Being born into a world full of multimedia that poured stimuli incessantly into my ears and eyes, I got used to television and the computer and took them for granted, inherently took them as superior in many ways to the ancient and motionless print, especially in engaging our imaginations.
It was around the sixth grade that I encountered ‘His Dark Materials’, a fictional fantasy trilogy written by British author Phillip Pullman. The Golden Compass, the first of Pullman’s epic trilogy, was the first work of fiction that touched and amazed me and forever made me a believer of print. Initially I started reading Phillip Pullman out of obligation to literacy in general, as at that time boredom would never have driven me that far. But as I poured my thought and concentration into it, Phillip Pullman’s The Golden Compass, The Subtle Knife, and The Amber Spyglass all had me mesmerized chapter by chapter of how Lyra Belacqua and Will Parry and their magical animal counterparts undertook a journey far bigger than themselves, unraveling the secrets of their universe. Page by page, chapter by chapter, the story unfolded in my own mind, through my own mind. I was using my imagination to explore a tale that Philip Pullman had laid out the trail for.

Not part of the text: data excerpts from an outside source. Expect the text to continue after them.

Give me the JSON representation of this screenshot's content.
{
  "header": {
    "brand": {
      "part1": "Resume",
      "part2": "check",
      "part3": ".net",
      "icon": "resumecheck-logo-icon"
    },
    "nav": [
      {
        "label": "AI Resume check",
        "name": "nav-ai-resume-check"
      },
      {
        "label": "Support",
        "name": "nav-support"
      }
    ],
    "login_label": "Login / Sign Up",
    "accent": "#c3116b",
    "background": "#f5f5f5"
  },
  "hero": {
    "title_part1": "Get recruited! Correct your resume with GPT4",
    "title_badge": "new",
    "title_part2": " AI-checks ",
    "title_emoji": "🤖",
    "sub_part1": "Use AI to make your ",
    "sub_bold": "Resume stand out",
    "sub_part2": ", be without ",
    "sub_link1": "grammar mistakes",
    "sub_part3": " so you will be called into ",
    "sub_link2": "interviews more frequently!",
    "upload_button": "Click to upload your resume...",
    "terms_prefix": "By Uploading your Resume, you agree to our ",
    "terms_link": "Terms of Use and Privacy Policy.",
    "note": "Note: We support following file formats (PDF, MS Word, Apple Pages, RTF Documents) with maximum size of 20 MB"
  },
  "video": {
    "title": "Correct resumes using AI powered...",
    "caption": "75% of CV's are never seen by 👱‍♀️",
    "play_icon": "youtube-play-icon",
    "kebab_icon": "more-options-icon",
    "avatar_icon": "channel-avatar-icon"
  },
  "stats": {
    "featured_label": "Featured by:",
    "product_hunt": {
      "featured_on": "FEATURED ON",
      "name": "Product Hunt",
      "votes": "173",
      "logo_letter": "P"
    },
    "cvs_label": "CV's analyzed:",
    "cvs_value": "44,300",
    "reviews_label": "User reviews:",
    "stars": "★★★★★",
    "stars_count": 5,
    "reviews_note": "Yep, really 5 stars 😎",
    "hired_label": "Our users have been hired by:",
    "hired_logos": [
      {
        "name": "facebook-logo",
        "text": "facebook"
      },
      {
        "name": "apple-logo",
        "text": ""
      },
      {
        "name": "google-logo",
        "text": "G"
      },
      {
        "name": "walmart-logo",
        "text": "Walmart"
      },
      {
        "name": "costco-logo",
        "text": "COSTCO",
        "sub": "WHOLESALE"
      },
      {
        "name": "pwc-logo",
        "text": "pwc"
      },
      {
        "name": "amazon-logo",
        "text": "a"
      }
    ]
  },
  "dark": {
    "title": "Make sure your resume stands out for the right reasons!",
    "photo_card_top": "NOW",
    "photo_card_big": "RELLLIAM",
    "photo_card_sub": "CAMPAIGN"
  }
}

With multimedia, the variety of everyone’s experience is quite narrow, but with books, the experience is personalized and reaches the mind and soul of the reader to a much greater extent. Perhaps that is why it is almost a maxim that books are always better than their movie counterparts.
In multimedia forms such as movies, the presence of sight and sound and their dominance as the medium of communication constricts the viewer or listener to one view or interpretation, that of the multimedia maker’s. Books and print allow for the depth and breadth of one’s imagination to actively fill in the gaps of print’s description in such a way that leaves leeway for interpretation. Print can be interpreted individualistically, sometimes with more than one interpretation being justifiably correct.
I believe reading encourages us to think in our own way, to actively use and exercise our own devices of interpretation. I believe that no other medium than print gives us the ability, and joy, to do this, and for that, print is truly irreplaceable.